Dean Wickham isn’t one who marches to that drumbeat. Neither will his students, if they learn lessons he is willing to teach. Students need to be able to think and see globally, not taking sides, but understanding basics, like there have been abuses on both sides of Syria’s civil war, he says. Simply parroting the administration’s line that U.S. intervention is needed because President Bashar al-Asaad “killed his own people” is not enough, he adds. “We want to understand the world,” he says. That understanding can translate into good information that will allow people to make good decisions, he argues.
The facility at the new school is also first class, continues Dean Wickham, and includes 4 TV studios, with 2 studios equal to top flight commercial operations and others suitable for 60 Minutes-style interviews. Students will hone traditional skills but be trained to operate in the new digital world. But the present isn’t the most important thing for Dean Wickham, it’s the future.
Students must “think beyond what they know and what their professors know,” he says. With Blacks more likely to use smart phones, tablets and such technology what is the next thing needed to reach that audience where they are? he asks. Students in the School of Global Journalism are coming at the right time, no mold has been set that cannot be broken, he observes.

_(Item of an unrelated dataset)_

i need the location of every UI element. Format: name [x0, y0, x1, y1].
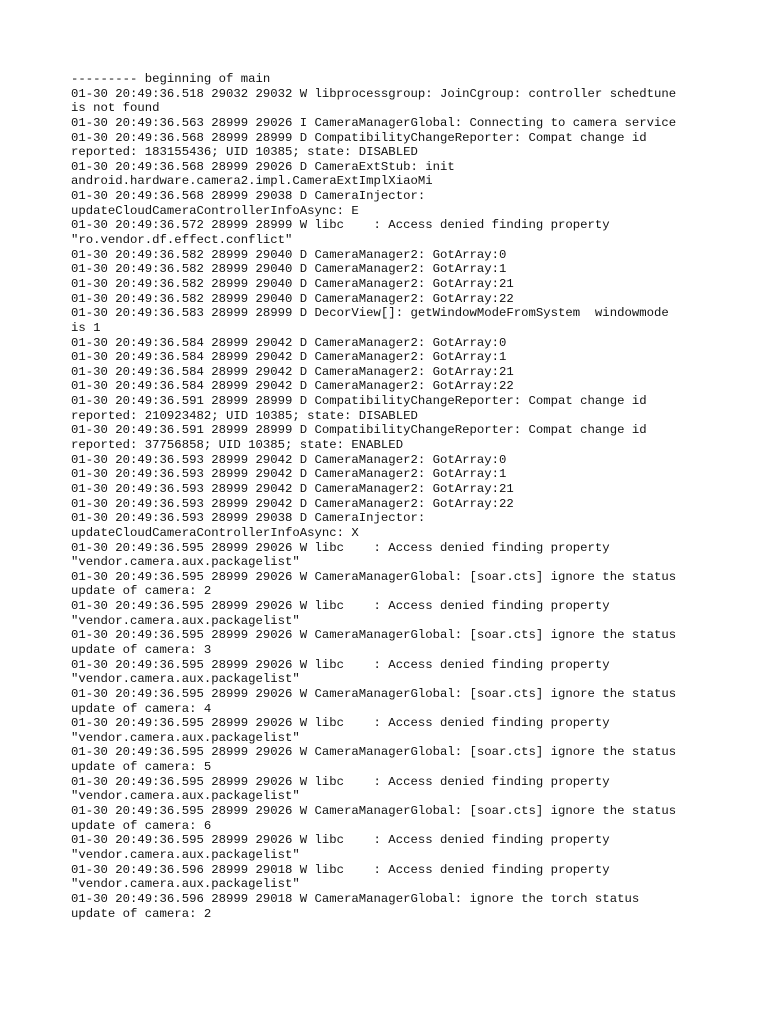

Dean Wickham wants a Bill Gates-type mentality that goes after new things, not just a find-a-job-mindset. Those who can get to the next level of touching readers, or content consumers, will be wealthy, he forecasts. But, Dean Wickham stresses, “Beyond wealth, they will have unimaginable influence.” The ability to inform, influence and inspire is the most important commodity a journalist can possess. With few willing to step outside the corporate-dominated point of view in American journalism, Dean Wickham’s vision is not only good for students and Morgan State University—it is good for a truth-starved world.